El espinudo tema de los cheques pagados al hijo de Pinochet se selló dos años más tarde, cuando el Presidente Eduardo Frei Ruiz-Tagle pidió al CDE no volver a apelar y dar por cerrado el caso. Esto, luego de un picnic de militares de civil en Punta Peuco, como nuevo acto “creativo” de presión.

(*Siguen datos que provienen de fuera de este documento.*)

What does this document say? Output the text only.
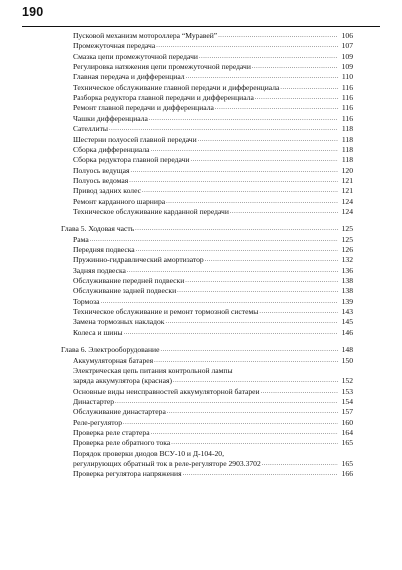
190
Пусковой механизм мотороллера “Муравей” .....	106
Промежуточная передача .....	107
Смазка цепи промежуточной передачи .....	109
Регулировка натяжения цепи промежуточной передачи .....	109
Главная передача и дифференциал .....	110
Техническое обслуживание главной передачи и дифференциала .....	116
Разборка редуктора главной передачи и дифференциала .....	116
Ремонт главной передачи и дифференциала .....	116
Чашки дифференциала .....	116
Сателлиты .....	118
Шестерни полуосей главной передачи .....	118
Сборка дифференциала .....	118
Сборка редуктора главной передачи .....	118
Полуось ведущая .....	120
Полуось ведомая .....	121
Привод задних колес .....	121
Ремонт карданного шарнира .....	124
Техническое обслуживание карданной передачи .....	124
Глава 5. Ходовая часть .....	125
Рама .....	125
Передняя подвеска .....	126
Пружинно-гидравлический амортизатор .....	132
Задняя подвеска .....	136
Обслуживание передней подвески .....	138
Обслуживание задней подвески .....	138
Тормоза .....	139
Техническое обслуживание и ремонт тормозной системы .....	143
Замена тормозных накладок .....	145
Колеса и шины .....	146
Глава 6. Электрооборудование .....	148
Аккумуляторная батарея .....	150
Электрическая цепь питания контрольной лампы
заряда аккумулятора (красная) .....	152
Основные виды неисправностей аккумуляторной батареи .....	153
Династартер .....	154
Обслуживание династартера .....	157
Реле-регулятор .....	160
Проверка реле стартера .....	164
Проверка реле обратного тока .....	165
Порядок проверки диодов ВСУ-10 и Д-104-20,
регулирующих обратный ток в реле-регуляторе 2903.3702 .....	165
Проверка регулятора напряжения .....	166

Tras el boinazo del ’93, en términos formales en el país no había pasado nada. La transición seguía su curso con aparente normalidad. Pero todos sabían –y en sordina comentaban– que a la democracia chilena la habían obligado a tomar un nuevo trago amargo, que afectaba su salud. El gobierno de Aylwin había aliviado los síntomas con unos calmantes y creyó haber terminado con esa enfermedad del pretendido tutelaje militar, pero no podría disimular nunca más la dolorosa mancha de debilidad que le marcó a fuego ese 28 de mayo el batallón de boinas negras, con armas automáticas y lanzacohetes, parapetado en torno a su cuartel general.